Today’s newspapers cover, among other topics, the treaty signed with Syria, Romanian public
transport projects (that need to be worked at and the Romanian Government fails to attract
European funding) and prostitution disguised as ‘honorable’ modeling agencies.

România liberă reads: ‘Omar Hayssam, the main of the treaty signed between Romania and
Syria.’ Sentenced to 20 years of prison in the case of the Romanian journalists kidnapped in
Baghdad, Hayssam will be brought to the country on the basis of a treaty concerning the transfer
of persons who have been given prison sentences that was signed by the Romanian and Syrian
Ministers for Justice.
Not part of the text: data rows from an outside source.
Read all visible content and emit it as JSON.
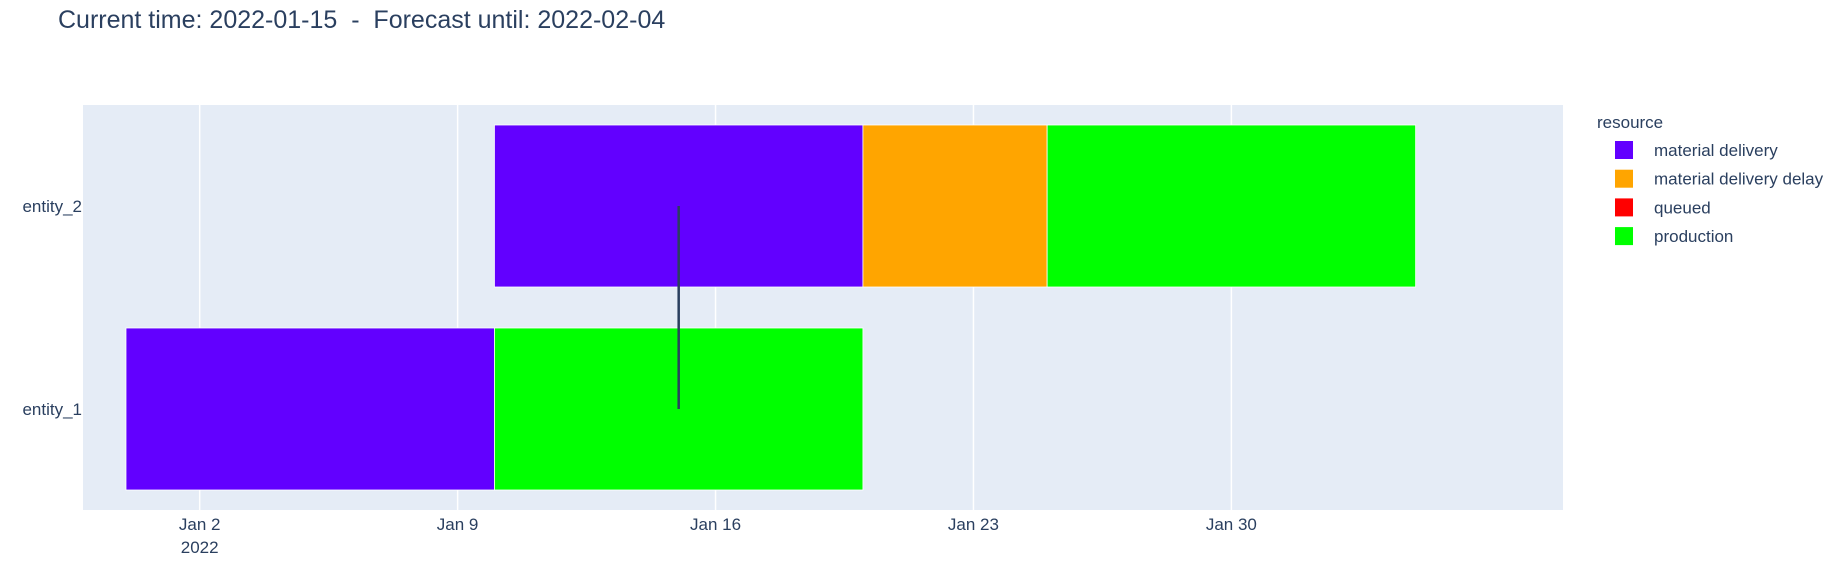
{
  "chart_data": {
    "type": "gantt",
    "title": "Current time: 2022-01-15  -  Forecast until: 2022-02-04",
    "x_axis": {
      "type": "date",
      "range": [
        "2021-12-29T20:00",
        "2022-02-08T00:00"
      ],
      "ticks": [
        {
          "date": "2022-01-02",
          "label": "Jan 2",
          "sublabel": "2022"
        },
        {
          "date": "2022-01-09",
          "label": "Jan 9",
          "sublabel": ""
        },
        {
          "date": "2022-01-16",
          "label": "Jan 16",
          "sublabel": ""
        },
        {
          "date": "2022-01-23",
          "label": "Jan 23",
          "sublabel": ""
        },
        {
          "date": "2022-01-30",
          "label": "Jan 30",
          "sublabel": ""
        }
      ],
      "grid": true
    },
    "y_axis": {
      "type": "category",
      "categories": [
        "entity_1",
        "entity_2"
      ]
    },
    "legend": {
      "title": "resource",
      "placement": "right",
      "items": [
        {
          "name": "material delivery",
          "color": "#6200ff"
        },
        {
          "name": "material delivery delay",
          "color": "#ffa500"
        },
        {
          "name": "queued",
          "color": "#ff0000"
        },
        {
          "name": "production",
          "color": "#00ff00"
        }
      ]
    },
    "tasks": [
      {
        "entity": "entity_1",
        "resource": "material delivery",
        "start": "2021-12-31",
        "end": "2022-01-10"
      },
      {
        "entity": "entity_1",
        "resource": "production",
        "start": "2022-01-10",
        "end": "2022-01-20"
      },
      {
        "entity": "entity_2",
        "resource": "material delivery",
        "start": "2022-01-10",
        "end": "2022-01-20"
      },
      {
        "entity": "entity_2",
        "resource": "material delivery delay",
        "start": "2022-01-20",
        "end": "2022-01-25"
      },
      {
        "entity": "entity_2",
        "resource": "production",
        "start": "2022-01-25",
        "end": "2022-02-04"
      }
    ],
    "current_time_marker": {
      "date": "2022-01-15",
      "color": "#2a3f5f"
    },
    "plot_background": "#e5ecf6",
    "grid_color": "#ffffff",
    "text_color": "#2a3f5f"
  }
}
Hayssam could disclose sensational information in many important cases.

Jurnalul Naţional: ‘The Government sits tight on millions of euro.’ The blocks of shares which
the Government holds in almost 400 companies are kept under lock and key. The State Assets
Valorification Authority (AVAS), former State Property Fund (FPS), didn’t have and doesn’t
have any interest in selling its small block of shares because this would lead to the dissolution of
the institution.

Romanian people and Europe covered by Evenimentul Zilei: ‘So far we’ve managed to attract
only 15 % of the post-adherence European funds.’ And the Ministry of Transport has done the
most awful job of attracting European funding. Evenimentul Zilei reads that this ministry is
pulling statistics down, with an absorption rate below 2 % of the allocated money.
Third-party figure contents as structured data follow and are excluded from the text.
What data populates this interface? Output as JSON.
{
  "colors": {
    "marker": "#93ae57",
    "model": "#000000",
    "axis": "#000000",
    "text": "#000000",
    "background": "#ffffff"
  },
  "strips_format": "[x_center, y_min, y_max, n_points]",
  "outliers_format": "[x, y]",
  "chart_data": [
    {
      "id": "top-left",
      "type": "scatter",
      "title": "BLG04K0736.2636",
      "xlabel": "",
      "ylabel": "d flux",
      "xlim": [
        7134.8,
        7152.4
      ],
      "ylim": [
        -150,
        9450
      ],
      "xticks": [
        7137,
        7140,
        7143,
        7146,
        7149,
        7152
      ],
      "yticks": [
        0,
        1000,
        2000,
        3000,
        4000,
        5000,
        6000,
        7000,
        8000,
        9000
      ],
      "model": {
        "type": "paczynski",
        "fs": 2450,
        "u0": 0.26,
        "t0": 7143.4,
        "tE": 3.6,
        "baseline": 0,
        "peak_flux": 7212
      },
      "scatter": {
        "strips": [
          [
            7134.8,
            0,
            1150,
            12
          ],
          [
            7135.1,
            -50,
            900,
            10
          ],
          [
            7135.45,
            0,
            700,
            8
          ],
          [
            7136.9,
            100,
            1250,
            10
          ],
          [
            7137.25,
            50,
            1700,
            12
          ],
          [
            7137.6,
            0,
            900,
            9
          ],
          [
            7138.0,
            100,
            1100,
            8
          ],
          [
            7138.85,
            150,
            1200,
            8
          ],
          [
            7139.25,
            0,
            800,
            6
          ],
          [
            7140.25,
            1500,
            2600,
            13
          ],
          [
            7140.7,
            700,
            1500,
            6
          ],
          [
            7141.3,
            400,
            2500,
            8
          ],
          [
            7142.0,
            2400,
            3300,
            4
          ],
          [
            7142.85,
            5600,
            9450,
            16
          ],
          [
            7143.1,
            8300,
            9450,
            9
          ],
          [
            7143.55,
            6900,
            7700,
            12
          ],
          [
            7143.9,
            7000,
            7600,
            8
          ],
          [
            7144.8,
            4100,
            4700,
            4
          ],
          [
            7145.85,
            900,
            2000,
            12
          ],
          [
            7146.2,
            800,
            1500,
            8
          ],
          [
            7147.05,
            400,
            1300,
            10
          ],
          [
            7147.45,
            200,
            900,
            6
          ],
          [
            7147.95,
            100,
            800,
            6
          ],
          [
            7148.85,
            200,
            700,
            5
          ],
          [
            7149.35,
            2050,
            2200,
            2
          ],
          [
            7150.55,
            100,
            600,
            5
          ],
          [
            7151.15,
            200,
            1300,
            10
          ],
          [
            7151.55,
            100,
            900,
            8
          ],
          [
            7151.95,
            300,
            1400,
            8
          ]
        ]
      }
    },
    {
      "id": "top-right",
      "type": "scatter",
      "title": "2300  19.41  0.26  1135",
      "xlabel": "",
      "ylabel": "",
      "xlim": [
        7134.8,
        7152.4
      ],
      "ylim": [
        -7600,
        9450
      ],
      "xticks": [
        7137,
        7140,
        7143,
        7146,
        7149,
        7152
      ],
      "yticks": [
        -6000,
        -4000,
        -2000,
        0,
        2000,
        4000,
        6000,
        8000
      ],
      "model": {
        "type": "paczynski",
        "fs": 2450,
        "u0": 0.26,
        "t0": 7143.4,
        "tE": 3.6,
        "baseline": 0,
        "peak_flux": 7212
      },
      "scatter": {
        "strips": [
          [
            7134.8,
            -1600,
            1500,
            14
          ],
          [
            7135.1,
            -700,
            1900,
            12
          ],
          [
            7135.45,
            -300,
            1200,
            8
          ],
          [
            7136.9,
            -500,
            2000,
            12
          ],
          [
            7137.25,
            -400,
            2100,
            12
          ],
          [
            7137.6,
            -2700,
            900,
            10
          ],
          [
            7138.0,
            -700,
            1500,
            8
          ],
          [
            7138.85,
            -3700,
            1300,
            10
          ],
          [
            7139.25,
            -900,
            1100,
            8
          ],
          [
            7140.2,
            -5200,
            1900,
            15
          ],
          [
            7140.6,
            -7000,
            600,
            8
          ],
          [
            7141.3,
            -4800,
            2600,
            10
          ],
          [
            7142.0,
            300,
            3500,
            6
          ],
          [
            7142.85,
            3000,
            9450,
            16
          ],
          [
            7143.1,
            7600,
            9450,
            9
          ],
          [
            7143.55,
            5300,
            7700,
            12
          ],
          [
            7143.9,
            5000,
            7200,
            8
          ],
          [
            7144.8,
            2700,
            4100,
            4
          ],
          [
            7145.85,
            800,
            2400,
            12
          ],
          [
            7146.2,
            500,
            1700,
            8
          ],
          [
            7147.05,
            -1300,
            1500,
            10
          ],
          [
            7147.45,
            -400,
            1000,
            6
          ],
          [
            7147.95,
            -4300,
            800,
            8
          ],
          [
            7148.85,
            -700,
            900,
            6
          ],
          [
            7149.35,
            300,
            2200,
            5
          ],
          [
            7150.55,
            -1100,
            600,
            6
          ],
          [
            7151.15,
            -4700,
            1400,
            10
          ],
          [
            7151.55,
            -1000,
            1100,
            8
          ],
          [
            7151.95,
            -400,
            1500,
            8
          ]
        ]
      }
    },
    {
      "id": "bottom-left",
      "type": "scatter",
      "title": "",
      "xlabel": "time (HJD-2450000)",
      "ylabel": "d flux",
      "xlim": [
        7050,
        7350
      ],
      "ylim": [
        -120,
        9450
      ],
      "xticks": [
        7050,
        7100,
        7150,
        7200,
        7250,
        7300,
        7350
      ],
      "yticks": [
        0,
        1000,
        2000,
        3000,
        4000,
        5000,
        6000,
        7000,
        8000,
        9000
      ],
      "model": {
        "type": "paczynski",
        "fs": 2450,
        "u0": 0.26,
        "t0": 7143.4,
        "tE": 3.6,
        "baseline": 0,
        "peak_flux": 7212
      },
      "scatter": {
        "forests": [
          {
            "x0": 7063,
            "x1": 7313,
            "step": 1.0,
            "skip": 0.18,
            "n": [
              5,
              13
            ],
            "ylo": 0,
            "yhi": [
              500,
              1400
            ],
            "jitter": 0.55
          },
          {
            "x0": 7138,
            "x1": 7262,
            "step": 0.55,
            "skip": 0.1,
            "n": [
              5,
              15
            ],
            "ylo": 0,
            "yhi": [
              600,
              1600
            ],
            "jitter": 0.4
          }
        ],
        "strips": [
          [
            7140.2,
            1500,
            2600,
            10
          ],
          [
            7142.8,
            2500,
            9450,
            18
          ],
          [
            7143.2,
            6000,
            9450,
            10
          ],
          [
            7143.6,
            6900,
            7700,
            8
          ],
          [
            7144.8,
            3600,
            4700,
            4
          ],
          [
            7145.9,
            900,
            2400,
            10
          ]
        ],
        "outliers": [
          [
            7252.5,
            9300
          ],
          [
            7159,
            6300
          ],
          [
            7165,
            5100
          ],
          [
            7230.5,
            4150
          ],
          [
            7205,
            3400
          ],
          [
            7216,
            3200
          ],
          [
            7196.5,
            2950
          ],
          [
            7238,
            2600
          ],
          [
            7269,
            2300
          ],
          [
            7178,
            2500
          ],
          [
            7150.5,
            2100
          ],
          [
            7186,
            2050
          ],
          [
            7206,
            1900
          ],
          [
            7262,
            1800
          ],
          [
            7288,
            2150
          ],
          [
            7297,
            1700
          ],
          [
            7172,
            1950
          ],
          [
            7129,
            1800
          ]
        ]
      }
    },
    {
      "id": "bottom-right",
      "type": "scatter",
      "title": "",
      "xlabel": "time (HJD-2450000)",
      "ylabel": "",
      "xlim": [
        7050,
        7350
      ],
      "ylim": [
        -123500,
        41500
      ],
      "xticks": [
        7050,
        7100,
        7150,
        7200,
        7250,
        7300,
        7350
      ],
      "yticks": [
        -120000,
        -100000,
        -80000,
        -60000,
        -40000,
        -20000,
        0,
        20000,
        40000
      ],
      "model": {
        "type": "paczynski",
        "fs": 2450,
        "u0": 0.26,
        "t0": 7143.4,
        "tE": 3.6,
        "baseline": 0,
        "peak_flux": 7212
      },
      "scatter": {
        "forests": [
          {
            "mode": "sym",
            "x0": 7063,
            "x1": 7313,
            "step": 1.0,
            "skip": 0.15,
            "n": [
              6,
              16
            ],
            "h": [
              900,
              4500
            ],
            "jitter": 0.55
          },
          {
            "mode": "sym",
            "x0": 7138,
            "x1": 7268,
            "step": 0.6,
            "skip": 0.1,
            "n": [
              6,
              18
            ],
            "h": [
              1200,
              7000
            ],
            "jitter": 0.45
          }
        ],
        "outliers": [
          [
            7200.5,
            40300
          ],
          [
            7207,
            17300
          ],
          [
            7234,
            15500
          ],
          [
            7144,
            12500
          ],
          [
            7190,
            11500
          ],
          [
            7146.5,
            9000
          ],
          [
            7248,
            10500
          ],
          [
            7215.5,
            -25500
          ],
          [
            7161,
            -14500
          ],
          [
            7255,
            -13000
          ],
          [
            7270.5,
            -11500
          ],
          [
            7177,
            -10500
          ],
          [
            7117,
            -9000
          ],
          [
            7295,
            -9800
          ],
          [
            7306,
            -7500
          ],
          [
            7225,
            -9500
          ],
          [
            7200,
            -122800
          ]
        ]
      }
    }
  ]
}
The public transport issue covered by Gândul:  after 12 years of continuous work and postponed
deadlines, officials inform us that the A2 highway, that connects Bucharest to Constanţa, will be
finished next year. Only 70 kilometers have been built until now and the highway stops on a hill,
somewhere in Cernavodă. ‘I will go home driving on the highway,’ – Transport Minister Anca
Boagiu declared to Gândul, but the newspaper underlines that the money allocated for building
highways are still an unknown quantity.

All today’s newspapers wrote about the ‘Sex with models’ scandal, in which names of important
billionaire politicians (or vice versa…) figure. Gândul doesn’t resume itself to only presenting
already known information, and poses the following questions: who are the models and what are
modeling agencies hiding? People who are familiar with this subject and who know what they
are talking about claim that there are thousands of such agencies in Romania, many of which
barely disguised brothels. The girls that work here come from poor and/or divorced countryside
families and are brought to Bucharest, in the promise of becoming models. They are practically
choosing between poverty and prostitution.

This article closes with a homage brought to Corneliu Coposu in Adevărul. ‘The last moral
instance of the Romanian people’ or ’one of the fathers of democracy’ – words that rightfully
describe the peasants’ leader – died exactly 15 years ago, on November 11th, 1995.